If you didn't care about community it could work well. Buddhists teaching is that mindfulness is practiced in the midst of life and buddha was careful to point out that one did not need to become a monk to reach enlightenment. Here is my practice of parenting:
Arising: Children shrieking.
Notice: children shrieking. Notice: shoulders clench. Notice: aversion. Notice: reaction. desire to yell at them to stop.
The desire becomes overwhelming. Decide not to notice.
Notice: I am reacting. Yell at them.

Clearly, some of the boddhisatvas of my generation had families because there has been a spate of books published to help you practice the path of mindful parenting. Still, without a noisy, supportive, loving structure that welcomes kids its hard to show your kids what its about and the practice of community becomes something on your To Do list rather than a source of sustenance.

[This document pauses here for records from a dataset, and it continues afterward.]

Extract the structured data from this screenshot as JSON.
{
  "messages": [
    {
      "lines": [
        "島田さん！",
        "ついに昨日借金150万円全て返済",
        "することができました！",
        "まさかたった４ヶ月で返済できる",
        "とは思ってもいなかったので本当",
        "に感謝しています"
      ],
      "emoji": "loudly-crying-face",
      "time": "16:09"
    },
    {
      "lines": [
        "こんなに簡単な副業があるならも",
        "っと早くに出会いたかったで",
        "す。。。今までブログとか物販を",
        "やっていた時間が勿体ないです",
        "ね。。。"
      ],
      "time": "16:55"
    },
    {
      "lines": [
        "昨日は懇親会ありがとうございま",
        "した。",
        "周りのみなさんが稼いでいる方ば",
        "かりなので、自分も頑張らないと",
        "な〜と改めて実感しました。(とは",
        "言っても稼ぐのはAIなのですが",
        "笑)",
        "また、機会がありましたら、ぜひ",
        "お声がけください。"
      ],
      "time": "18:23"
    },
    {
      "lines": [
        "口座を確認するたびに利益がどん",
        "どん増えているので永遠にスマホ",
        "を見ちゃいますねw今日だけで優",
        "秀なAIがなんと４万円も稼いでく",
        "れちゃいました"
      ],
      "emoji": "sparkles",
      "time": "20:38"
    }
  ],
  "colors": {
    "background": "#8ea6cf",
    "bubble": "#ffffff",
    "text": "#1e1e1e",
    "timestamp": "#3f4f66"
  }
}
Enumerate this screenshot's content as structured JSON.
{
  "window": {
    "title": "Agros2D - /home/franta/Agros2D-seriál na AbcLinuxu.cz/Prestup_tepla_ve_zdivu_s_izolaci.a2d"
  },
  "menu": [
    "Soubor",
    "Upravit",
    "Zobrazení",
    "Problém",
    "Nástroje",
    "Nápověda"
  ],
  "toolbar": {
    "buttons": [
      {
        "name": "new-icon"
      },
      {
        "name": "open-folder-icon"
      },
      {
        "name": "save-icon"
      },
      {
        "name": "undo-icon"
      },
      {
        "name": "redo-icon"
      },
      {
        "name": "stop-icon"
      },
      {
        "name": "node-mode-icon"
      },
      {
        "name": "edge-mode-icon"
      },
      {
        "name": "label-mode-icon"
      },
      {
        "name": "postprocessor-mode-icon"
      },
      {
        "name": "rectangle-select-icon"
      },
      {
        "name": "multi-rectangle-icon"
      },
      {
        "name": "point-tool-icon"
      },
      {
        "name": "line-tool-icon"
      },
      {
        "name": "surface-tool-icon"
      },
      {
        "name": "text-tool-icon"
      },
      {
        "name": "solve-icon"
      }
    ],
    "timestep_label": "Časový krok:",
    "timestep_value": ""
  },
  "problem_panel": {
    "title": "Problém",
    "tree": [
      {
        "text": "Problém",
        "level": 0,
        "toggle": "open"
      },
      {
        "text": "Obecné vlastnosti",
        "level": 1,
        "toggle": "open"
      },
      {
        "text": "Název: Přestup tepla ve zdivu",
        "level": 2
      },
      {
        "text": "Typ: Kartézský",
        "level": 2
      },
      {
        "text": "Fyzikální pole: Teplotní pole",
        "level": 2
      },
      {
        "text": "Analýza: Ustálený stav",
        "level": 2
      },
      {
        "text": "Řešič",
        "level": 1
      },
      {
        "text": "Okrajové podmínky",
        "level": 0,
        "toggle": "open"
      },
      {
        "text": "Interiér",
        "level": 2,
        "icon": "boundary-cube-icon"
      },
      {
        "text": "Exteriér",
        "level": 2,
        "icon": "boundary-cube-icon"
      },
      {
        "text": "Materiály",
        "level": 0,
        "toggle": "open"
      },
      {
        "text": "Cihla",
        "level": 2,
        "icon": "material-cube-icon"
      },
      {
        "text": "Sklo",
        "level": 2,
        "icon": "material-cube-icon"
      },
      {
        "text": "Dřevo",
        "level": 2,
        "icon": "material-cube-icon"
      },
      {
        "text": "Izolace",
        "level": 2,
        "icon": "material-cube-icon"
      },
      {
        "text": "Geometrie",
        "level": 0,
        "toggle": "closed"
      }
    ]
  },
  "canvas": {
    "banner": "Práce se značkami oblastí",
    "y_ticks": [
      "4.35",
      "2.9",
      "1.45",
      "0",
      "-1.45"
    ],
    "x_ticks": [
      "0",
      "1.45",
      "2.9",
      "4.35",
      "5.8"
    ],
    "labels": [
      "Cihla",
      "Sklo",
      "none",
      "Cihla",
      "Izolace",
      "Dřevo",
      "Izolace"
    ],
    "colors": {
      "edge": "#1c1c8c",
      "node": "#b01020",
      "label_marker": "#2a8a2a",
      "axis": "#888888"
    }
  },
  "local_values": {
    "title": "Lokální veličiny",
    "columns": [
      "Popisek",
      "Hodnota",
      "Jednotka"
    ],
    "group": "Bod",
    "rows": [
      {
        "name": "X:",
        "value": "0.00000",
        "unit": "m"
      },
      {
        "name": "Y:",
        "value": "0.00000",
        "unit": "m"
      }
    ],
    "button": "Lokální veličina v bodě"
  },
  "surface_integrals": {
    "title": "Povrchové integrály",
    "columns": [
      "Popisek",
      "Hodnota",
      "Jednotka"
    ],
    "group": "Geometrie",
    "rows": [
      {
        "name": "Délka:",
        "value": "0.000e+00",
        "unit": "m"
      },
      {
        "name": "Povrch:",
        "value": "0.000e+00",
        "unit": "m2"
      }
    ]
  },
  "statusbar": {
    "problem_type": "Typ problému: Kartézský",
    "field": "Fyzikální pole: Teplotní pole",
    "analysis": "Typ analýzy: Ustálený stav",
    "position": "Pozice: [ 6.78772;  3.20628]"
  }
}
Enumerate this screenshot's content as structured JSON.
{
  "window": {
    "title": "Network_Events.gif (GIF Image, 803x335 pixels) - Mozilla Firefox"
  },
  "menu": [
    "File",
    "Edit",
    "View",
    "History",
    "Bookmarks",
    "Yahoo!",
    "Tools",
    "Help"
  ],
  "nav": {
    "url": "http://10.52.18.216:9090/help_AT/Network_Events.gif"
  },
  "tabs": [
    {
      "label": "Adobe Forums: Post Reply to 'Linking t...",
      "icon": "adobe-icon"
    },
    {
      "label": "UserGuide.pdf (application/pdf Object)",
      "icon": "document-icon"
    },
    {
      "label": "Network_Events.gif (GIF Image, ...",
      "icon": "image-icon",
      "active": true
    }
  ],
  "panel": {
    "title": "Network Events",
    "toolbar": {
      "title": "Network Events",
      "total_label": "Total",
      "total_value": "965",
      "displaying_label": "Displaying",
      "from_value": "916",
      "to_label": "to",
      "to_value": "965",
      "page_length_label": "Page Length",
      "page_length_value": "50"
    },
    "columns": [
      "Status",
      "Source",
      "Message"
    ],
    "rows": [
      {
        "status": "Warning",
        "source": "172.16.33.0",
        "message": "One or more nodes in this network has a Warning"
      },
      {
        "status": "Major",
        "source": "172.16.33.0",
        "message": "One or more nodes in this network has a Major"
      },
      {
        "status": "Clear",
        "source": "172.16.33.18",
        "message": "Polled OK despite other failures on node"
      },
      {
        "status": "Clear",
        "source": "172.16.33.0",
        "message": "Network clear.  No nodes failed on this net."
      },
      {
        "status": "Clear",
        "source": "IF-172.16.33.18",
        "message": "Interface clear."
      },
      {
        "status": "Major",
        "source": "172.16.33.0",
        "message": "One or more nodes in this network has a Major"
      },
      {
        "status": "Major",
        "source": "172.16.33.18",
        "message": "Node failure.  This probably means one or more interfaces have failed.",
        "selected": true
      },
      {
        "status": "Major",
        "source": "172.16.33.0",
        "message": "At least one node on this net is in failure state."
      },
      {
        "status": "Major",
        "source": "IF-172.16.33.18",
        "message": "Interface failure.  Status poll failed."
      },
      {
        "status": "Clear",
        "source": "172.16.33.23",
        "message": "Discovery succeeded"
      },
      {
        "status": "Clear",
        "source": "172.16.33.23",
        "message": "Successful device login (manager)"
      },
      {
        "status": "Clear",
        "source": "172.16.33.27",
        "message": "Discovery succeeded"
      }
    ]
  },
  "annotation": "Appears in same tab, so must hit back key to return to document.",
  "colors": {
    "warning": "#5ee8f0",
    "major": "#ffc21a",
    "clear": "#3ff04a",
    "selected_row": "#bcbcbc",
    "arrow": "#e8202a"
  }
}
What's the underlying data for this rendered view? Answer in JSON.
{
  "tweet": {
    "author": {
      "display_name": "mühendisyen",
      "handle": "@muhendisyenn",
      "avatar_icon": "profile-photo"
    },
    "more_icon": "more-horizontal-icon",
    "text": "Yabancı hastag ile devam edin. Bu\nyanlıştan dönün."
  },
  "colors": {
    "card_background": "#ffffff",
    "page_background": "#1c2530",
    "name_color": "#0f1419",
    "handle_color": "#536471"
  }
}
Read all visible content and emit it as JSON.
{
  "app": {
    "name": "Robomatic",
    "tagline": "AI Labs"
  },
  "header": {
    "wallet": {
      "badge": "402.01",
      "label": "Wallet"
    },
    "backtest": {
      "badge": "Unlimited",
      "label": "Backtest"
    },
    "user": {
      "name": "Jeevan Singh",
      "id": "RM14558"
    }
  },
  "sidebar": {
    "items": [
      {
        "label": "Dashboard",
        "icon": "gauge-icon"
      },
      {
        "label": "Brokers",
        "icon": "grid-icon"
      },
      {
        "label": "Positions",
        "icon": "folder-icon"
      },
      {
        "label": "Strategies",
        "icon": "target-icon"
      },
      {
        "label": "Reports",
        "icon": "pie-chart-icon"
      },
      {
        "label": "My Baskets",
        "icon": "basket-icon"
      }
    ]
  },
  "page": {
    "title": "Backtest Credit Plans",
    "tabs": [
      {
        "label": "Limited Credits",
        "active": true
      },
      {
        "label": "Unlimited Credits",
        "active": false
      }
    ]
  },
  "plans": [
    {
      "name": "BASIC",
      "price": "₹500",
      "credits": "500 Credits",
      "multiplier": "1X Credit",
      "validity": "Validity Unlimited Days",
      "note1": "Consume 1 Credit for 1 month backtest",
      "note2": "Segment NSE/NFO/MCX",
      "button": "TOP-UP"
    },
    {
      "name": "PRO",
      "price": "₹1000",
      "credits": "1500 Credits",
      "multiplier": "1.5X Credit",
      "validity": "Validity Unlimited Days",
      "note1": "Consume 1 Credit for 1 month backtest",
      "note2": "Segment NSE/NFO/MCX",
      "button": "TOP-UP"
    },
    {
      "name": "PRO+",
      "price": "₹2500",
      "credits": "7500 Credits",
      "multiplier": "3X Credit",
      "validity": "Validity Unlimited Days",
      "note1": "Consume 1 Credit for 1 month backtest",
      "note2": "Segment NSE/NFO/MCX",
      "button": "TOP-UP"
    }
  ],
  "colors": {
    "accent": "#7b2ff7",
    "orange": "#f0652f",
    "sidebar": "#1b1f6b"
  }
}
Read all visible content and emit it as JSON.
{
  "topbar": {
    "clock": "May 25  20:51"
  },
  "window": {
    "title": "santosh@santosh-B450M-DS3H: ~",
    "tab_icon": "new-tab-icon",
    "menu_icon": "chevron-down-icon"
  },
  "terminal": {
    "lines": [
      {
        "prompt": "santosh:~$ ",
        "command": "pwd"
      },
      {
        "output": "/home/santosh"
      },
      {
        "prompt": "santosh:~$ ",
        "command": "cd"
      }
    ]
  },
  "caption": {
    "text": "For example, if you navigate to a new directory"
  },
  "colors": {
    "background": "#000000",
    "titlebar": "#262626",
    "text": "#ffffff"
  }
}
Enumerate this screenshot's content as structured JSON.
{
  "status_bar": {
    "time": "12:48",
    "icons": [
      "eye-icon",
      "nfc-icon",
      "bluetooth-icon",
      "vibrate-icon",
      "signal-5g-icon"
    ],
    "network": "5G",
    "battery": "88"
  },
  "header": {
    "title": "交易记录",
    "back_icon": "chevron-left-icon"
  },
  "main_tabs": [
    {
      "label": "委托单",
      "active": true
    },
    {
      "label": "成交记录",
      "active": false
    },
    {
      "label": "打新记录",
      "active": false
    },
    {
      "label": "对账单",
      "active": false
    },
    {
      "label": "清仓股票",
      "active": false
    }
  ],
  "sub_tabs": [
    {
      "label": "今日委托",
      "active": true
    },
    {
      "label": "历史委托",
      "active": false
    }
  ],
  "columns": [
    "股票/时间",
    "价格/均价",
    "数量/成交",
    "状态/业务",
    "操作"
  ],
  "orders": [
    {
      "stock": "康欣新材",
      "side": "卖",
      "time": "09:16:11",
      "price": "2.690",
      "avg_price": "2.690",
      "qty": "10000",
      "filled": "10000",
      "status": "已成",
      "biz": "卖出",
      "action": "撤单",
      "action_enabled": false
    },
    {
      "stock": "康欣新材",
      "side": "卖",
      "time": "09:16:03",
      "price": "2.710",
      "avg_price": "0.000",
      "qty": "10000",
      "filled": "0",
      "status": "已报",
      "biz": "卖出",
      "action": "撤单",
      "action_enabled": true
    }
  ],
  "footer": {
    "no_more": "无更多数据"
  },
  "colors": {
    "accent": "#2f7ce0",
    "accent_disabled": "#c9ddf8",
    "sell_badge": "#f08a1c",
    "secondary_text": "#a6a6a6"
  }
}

I have enough to do already so I am struggling with my buddhist practice (not the fundamentals though).

How Important are the Fundamentals?
When I stopped being a Christian at first I was scared. I wasn’t scared that I was wrong but I was told that God took it very personally and would roast me extra long because I’d had a relationship and broken up.

Then I was sad that I wasn't In The Team anymore. Janine Dawson and I did it together and we were both going, like "what, are we allowed to just decide not to believe that anymore? Can't we still be friends with you?" I am sure cult therapists have a word for this as some stage in deprogramming. You stand on the abyss and if you leap you have to start to find the earth all over again.

Since then, I have been a bit leery of Faith.

I know that some of you feel it works. You believe in the religious part and if you do all things take care of themselves. That’s true. It is very comforting. But really, are you that obedient? Would you really drink the koolaid? If the pastor of your cult started to believe in child sacrifice would you still take Junior to Sunday School?

Methinks not.

I believe that faith and culture are not clearly defined. We believe what we are accustomed too. Take me, I really wanted to be a Wiccan for a while. I tried hard but by bejesus those Wiccan's can be kinky. After a year and various run-ins with Wiccans I had to admit that however appealing the spiritual practice and the connection with nature, the culture was just too matriarchal and love-honey for a girl like me.

Now Judaism is different, for community Judaism rocks.

There have been times in my life in which I have inspected my family tree looking for a mysterious female Jewess so that I might discover that, after all, I am Jewish (through that name-switching maternal line). I really love the way that Judaism recognizes the culture of Judaism as more than religion, that they are intertwined, that there is a whole Secular Jewish movement.

That's what I am grasping for. I want to be a secular christian. I feel the lure.

You know. I have had lots of devout Christian ancestors. If it was secular, I could join Bethany, I'd dress Frost and Wren in their Sunday Best and attend service at the Chapel where I can drink coffee and enjoy the casual atmosphere while I listen to the sermon. It would exort and encourage me to reflect on my life (and hey, who gets enough time to reflect) while the kids (from nursery to 6th grade) enjoy the "Children's programming at all services

I guess that was the daydream as I drove along 80th NE without the strumming of guitars in my ears or the prospect of a gang of nice pals to hang out with after service

Instead, Josh rewired the kitchen and Wren and Frost made a big mess with bathwater, styrofoam, comic books and blankets. We now have way too much wattage in the kitchen and are considering removing the new fixture and replacing it with a more compact single or double bulb ceiling fixture. The light was so dazzling that it reflected in the screen of the computer and Frost kept wincing. We finally removed 3 of the bulbs from the 5 bulb slots and it is tolerably lit.

I could try make a little metaphor of this and point out that "let there be light" is all well and good but, sometimes, life is more gentle lived in a half-gloom. Least thattaways your monsters can rear from the screen without reflection.